Вошедший остановился прямо перед столом. Александра услышала шорох бумаг, потом громкое восклицание:

– Проклятая кухарка!

Это был герцог – голос маркиза Клифтона Александра узнала бы сразу.

Снова шорох бумаг и приглушенные ругательства. Затем Грейстоун, видимо, нашел, что требовалось, потому что наступила тишина. Он скорее всего проглядывал бумагу.

– Хорошо, – пробормотал он и направился к выходу.

Александра боялась дышать, пока не убедилась, что герцог вышел из комнаты. Ее трясла дрожь, и потребовалось несколько минут, прежде чем она смогла успокоиться.

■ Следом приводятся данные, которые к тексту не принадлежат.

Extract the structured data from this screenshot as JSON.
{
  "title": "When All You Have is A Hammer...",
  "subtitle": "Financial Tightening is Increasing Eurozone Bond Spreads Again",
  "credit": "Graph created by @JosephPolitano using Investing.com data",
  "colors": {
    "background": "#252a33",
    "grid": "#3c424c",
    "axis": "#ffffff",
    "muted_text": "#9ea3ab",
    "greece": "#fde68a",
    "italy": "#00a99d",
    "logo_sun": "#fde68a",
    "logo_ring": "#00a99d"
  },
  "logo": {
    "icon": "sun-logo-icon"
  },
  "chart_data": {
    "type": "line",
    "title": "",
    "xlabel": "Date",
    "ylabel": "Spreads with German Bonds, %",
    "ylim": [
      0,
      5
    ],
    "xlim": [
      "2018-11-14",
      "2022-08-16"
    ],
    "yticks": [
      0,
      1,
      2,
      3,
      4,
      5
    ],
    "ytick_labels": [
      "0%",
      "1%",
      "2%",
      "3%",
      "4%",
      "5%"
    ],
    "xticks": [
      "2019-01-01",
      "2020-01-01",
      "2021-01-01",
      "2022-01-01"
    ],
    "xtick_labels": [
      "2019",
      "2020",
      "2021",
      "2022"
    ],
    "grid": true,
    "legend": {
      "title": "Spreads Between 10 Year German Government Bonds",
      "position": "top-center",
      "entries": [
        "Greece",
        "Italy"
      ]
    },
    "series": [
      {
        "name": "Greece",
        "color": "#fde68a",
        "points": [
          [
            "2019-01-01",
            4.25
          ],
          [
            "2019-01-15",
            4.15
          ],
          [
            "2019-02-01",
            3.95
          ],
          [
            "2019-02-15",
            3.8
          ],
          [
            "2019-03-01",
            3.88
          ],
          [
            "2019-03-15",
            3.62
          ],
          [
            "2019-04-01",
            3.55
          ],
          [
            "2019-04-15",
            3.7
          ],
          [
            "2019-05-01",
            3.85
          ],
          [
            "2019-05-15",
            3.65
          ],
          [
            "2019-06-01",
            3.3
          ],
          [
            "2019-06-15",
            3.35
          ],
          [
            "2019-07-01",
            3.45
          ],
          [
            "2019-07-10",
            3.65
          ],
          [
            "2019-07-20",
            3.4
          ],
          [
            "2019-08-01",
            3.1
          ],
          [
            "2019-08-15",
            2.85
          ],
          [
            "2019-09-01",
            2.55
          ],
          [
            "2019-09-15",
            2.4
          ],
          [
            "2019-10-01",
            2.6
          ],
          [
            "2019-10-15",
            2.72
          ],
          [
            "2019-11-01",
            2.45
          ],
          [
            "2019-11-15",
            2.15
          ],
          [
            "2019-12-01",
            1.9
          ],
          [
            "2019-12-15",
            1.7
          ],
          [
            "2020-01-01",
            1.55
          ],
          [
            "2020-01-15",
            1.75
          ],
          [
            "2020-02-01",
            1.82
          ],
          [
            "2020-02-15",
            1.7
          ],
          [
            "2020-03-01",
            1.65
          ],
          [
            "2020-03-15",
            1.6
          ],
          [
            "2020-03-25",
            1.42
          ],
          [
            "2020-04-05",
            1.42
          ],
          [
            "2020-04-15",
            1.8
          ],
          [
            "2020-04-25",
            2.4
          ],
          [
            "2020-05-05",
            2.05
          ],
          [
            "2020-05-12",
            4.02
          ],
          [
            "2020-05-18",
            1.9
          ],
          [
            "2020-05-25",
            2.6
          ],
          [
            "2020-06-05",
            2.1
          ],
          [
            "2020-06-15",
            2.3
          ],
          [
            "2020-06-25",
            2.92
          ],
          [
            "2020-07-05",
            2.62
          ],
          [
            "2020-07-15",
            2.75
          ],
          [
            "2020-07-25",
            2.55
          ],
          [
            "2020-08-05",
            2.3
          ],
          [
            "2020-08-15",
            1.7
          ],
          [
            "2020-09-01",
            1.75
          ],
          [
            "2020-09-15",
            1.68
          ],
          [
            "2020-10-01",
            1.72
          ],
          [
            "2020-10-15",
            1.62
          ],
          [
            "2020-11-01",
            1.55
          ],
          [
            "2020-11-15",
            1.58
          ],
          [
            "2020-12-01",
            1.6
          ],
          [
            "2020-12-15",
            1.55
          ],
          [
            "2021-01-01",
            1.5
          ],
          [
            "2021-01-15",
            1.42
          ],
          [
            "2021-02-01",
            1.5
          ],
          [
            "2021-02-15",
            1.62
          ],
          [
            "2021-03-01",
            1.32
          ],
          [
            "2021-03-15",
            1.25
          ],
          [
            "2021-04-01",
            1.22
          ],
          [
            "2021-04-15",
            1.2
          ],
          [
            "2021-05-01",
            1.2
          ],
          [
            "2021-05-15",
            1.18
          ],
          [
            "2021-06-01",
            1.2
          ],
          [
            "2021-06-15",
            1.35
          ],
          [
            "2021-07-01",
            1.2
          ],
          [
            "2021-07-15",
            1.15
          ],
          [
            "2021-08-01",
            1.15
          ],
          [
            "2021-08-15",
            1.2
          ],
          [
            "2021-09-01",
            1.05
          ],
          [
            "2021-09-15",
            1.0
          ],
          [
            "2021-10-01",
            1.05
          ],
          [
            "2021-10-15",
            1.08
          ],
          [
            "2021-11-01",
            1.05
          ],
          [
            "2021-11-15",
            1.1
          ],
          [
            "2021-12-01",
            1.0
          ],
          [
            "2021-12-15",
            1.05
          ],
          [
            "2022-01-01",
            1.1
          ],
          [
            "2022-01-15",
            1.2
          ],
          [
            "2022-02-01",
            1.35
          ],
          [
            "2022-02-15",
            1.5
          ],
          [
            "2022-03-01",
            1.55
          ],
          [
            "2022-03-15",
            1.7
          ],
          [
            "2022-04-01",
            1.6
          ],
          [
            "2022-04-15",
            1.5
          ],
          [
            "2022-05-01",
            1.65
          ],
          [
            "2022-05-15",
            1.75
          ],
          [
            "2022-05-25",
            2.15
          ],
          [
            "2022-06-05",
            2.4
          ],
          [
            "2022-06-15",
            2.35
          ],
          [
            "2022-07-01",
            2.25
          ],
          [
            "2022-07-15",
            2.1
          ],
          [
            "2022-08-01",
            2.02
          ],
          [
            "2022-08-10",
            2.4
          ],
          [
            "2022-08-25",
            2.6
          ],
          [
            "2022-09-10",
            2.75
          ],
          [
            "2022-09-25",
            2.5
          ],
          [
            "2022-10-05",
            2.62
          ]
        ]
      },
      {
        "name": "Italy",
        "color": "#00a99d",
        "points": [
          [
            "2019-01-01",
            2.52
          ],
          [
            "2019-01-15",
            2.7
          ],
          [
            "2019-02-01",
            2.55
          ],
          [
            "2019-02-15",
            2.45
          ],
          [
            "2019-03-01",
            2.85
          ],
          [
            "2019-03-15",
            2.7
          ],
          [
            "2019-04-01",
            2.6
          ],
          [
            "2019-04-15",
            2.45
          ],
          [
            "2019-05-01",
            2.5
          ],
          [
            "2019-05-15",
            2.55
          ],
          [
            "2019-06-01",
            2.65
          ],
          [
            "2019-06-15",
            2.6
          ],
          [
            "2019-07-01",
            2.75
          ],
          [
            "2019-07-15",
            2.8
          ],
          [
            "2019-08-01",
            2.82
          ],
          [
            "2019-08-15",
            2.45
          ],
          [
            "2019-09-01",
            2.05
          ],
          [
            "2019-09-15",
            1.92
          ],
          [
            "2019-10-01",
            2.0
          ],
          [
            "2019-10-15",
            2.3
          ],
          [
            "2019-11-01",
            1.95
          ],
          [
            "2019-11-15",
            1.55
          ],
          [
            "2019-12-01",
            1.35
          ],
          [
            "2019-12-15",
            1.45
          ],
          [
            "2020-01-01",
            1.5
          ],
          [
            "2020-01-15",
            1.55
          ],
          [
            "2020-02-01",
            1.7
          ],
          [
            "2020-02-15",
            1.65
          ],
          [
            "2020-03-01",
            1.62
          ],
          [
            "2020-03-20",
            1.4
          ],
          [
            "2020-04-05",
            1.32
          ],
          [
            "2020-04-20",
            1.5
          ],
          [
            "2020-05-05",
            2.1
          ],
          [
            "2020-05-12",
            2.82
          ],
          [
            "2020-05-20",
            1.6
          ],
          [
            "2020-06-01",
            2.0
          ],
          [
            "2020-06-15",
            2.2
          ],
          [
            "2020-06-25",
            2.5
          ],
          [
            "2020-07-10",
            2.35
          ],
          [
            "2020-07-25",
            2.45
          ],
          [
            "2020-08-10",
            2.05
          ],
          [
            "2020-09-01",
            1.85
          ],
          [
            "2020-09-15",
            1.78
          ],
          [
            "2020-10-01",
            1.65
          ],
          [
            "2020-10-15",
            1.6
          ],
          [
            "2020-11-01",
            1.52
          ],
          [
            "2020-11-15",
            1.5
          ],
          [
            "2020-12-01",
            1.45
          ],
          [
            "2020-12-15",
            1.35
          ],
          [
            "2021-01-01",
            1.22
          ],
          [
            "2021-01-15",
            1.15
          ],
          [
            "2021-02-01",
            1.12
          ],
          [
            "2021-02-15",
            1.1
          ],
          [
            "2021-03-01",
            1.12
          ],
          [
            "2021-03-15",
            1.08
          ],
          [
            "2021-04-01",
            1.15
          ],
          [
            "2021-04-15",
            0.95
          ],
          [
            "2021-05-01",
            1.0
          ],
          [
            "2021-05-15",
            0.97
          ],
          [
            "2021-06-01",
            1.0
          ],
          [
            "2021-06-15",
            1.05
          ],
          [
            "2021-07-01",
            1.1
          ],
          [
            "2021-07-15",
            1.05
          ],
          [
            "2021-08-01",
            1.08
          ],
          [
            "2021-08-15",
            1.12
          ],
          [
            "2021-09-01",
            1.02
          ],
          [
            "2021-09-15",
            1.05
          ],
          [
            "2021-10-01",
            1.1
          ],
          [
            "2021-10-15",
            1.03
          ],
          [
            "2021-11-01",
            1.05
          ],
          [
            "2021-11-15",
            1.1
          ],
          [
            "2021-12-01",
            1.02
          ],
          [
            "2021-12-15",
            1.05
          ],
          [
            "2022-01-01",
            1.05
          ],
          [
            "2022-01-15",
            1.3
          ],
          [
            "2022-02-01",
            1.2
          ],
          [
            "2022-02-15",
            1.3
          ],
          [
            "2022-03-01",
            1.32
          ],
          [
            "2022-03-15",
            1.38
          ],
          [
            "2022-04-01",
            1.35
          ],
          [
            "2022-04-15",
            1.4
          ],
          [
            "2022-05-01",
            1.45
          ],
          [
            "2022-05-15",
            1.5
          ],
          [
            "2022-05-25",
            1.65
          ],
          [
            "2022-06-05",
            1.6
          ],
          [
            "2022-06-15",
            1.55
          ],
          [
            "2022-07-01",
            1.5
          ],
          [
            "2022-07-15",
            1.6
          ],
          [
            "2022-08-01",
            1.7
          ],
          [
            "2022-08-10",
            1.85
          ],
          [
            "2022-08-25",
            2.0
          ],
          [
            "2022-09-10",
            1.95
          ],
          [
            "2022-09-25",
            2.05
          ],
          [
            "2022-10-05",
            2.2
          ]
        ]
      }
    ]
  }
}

Подождав, пока глаза привыкнут к полутьме, Александра вновь оглядела комнату. Она снова зажгла лампу и просмотрела корреспонденцию герцога, стараясь запомнить, кто ему пишет. И здесь, проглядывая содержимое ящиков стола, она наткнулась на небольшую металлическую шкатулку.

Судя по весу, в ней также хранились бумаги, но тот факт, что она заперта, сильно заинтересовал Александру.

Пошарив рукой по столу, она нашла кусок мрамора, которым герцог прижимал бумаги, и сбила им замочек.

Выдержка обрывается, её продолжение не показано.